Gelukkig heeft Washington niet alleen sinds vijf jaar die Capital Bikes, er zijn ook driftig fietspaden aangelegd, door de hele stad heen. Het is zalig fietsen over de brede lanen. Vooral de letterstraten zijn comfortabel, over de grote avenues (ooit door een Parijzenaar ontworpen) rijden toch wel erg veel auto’s en taxi’s. Maar iedereen reageert heel beschaafd op de tweewielers. Ook fijn is het bezoeken van de attracties op de Mall, waar het Lincoln-monument, de Viet Nam-veteranen en het Natural Museum of Art eindeloos ver uit elkaar liggen. Prettig om al die sjokkende families voorbij te snellen.
De stations zijn handig en goed over de stad verspreid. Het gebeurt zelden dat er geen fietsen klaarstaan als je wil vertrekken.
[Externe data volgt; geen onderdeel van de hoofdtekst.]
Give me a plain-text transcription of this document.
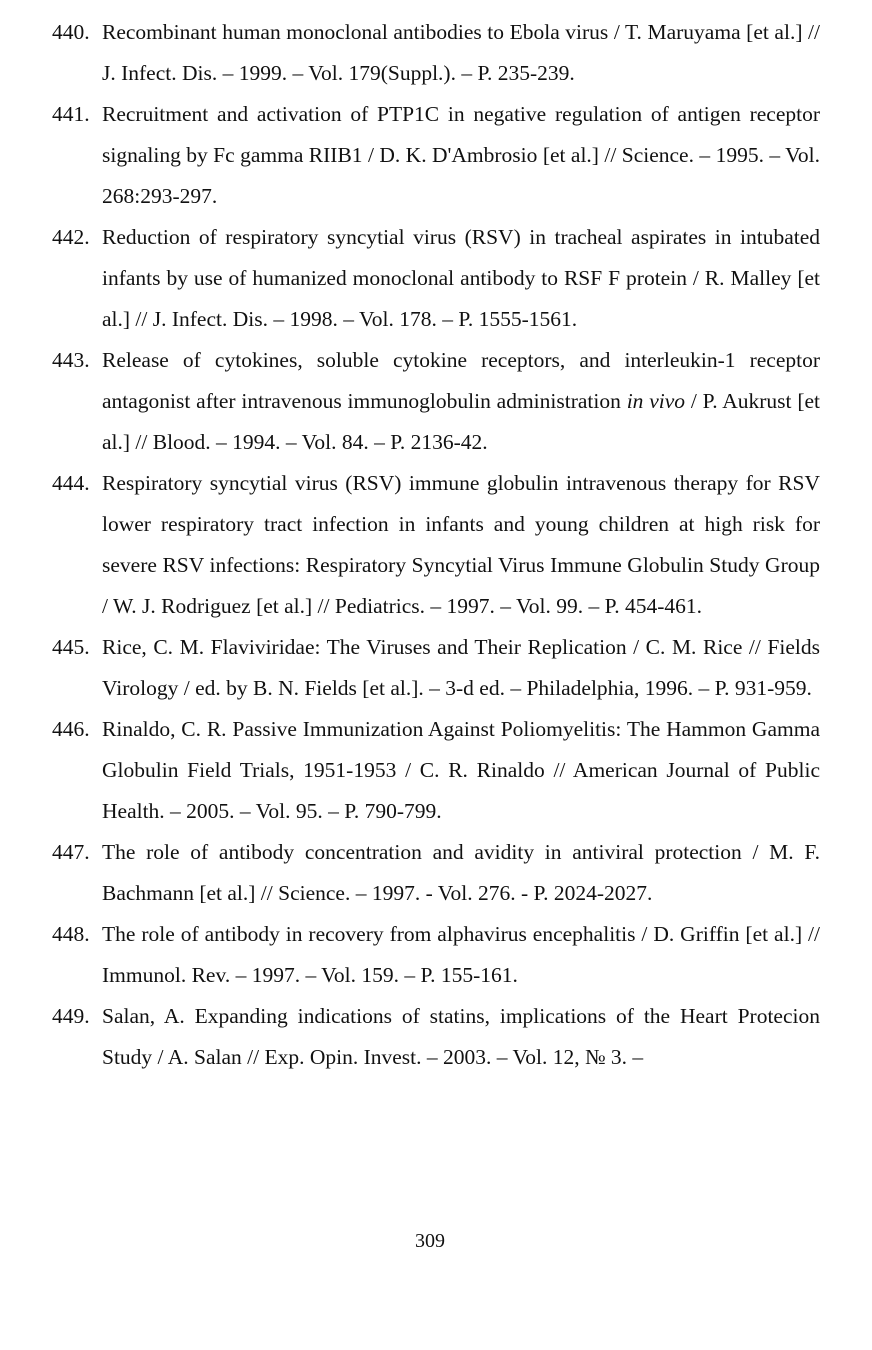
440. Recombinant human monoclonal antibodies to Ebola virus / T. Maruyama [et al.] // J. Infect. Dis. – 1999. – Vol. 179(Suppl.). – P. 235-239.
441. Recruitment and activation of PTP1C in negative regulation of antigen receptor signaling by Fc gamma RIIB1 / D. K. D'Ambrosio [et al.] // Science. – 1995. – Vol. 268:293-297.
442. Reduction of respiratory syncytial virus (RSV) in tracheal aspirates in intubated infants by use of humanized monoclonal antibody to RSF F protein / R. Malley [et al.] // J. Infect. Dis. – 1998. – Vol. 178. – P. 1555-1561.
443. Release of cytokines, soluble cytokine receptors, and interleukin-1 receptor antagonist after intravenous immunoglobulin administration in vivo / P. Aukrust [et al.] // Blood. – 1994. – Vol. 84. – P. 2136-42.
444. Respiratory syncytial virus (RSV) immune globulin intravenous therapy for RSV lower respiratory tract infection in infants and young children at high risk for severe RSV infections: Respiratory Syncytial Virus Immune Globulin Study Group / W. J. Rodriguez [et al.] // Pediatrics. – 1997. – Vol. 99. – P. 454-461.
445. Rice, C. M. Flaviviridae: The Viruses and Their Replication / C. M. Rice // Fields Virology / ed. by B. N. Fields [et al.]. – 3-d ed. – Philadelphia, 1996. – P. 931-959.
446. Rinaldo, C. R. Passive Immunization Against Poliomyelitis: The Hammon Gamma Globulin Field Trials, 1951-1953 / C. R. Rinaldo // American Journal of Public Health. – 2005. – Vol. 95. – P. 790-799.
447. The role of antibody concentration and avidity in antiviral protection / M. F. Bachmann [et al.] // Science. – 1997. - Vol. 276. - P. 2024-2027.
448. The role of antibody in recovery from alphavirus encephalitis / D. Griffin [et al.] // Immunol. Rev. – 1997. – Vol. 159. – P. 155-161.
449. Salan, A. Expanding indications of statins, implications of the Heart Protecion Study / A. Salan // Exp. Opin. Invest. – 2003. – Vol. 12, № 3. –
309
Voor een Nederlander blijft het wennen dat je binnen een half uur je fiets moet parkeren: als je echt langere tochten langs de Potomac wil maken, kun je beter een dagfiets huren bij Bike And Roll naast het Union treinstation ($ 17 dollar per dag).
Tijd voor een vergelijkbare tocht door New York. Om oplettende lezers bij voorbaat de mond te snoeren zal ik direct bekennen, dat ik al op de tweede dag het nieuwe systeem heb getest, inclusief kinderziekten. Bovendien waren er toen nog alleen fietsen voor jaarabonnementshouders beschikbaar, en niet voor toeristen. Dus heb ik van een bevriende expat zijn ‘sleutel’ geleend. Inchecken was dus helemaal geen probleem, maar eenmalige gebruikers moeten meer handelingen verrichten. En veel meer betalen, want waar Washington 7 dollar kost, vraagt New York 9,95. De verschillen lopen vooral hoog op als je de maximum dertig minuten overschrijdt, 4 dollar in NY en 1,50 in Washington.
De blauwe Citi Bike is vergelijkbaar qua model met de rode uit de hoofdstad. Een truttig maar kloek damesmodel. Behoorlijk hufterproof. Genoeg versnellingen om een uitstapje over de Brooklyn Bridge naar de overkant van het water te wagen. Al zijn daar veel minder bikesharestations. Wat ons tot het grootste probleem brengt: de fietsen gaan maar tot 59th Street. Dus Central Park, de Metropolitan Museum, Harlem en de Guggenheim vallen af. Dan houd je nog genoeg New York over. Vooral Chelsea met al zijn kunstgaleries en vele bikestations leent zich voor tochtjes.
Daar tref ik voor het eerst een leeg fietsstation aan. Nou ja, leeg: een sportieve dame gebruikt de enige resterende fiets als spinningobject: stilstaand fietsen is ook gezond. Ze biedt haar fitnessobject direct aan, maar op de een of andere manier heb ik niet zo’n trek in een bezweet dameszadel. Verder tref ik op de tweede dag na de lancering voldoende gebruiksklare fietsen aan. Newyorkers vinden het ook wel leuk, die blauwe bikes (gesponsord door Citi Bank) in de stad. Nog nooit zoveel aanspraak gehad op straat.
Maar het rondfietsen valt tegen. Vooral 7th Avenue is hel voor tweewielers. Hier zwermen de gele monsters om je heen. Als een voetganger een taxi signaleert, zal die zo snel mogelijk naar rechts zwenken, fietser of geen fietser. Het gevaar komt van achteren. De horizontale straten zijn goed te doen, maar vooral bij de avenues is het oppassen geblazen. Zeker bij verkeersopstoppingen. Vergeleken met Washington vind je hier veel minder fietspaden. Burgemeester Bloomberg kan roepen wat hij wil: wat dat betreft is Washington een veel moderner, eigentijdse metropool dan NY. Vermijd gevaarlijke verkeerssituaties met de gratis HopStop-app. Wie echt wil rondkijken op Manhattan en in Brooklyn, kan beter een dagfiets huren.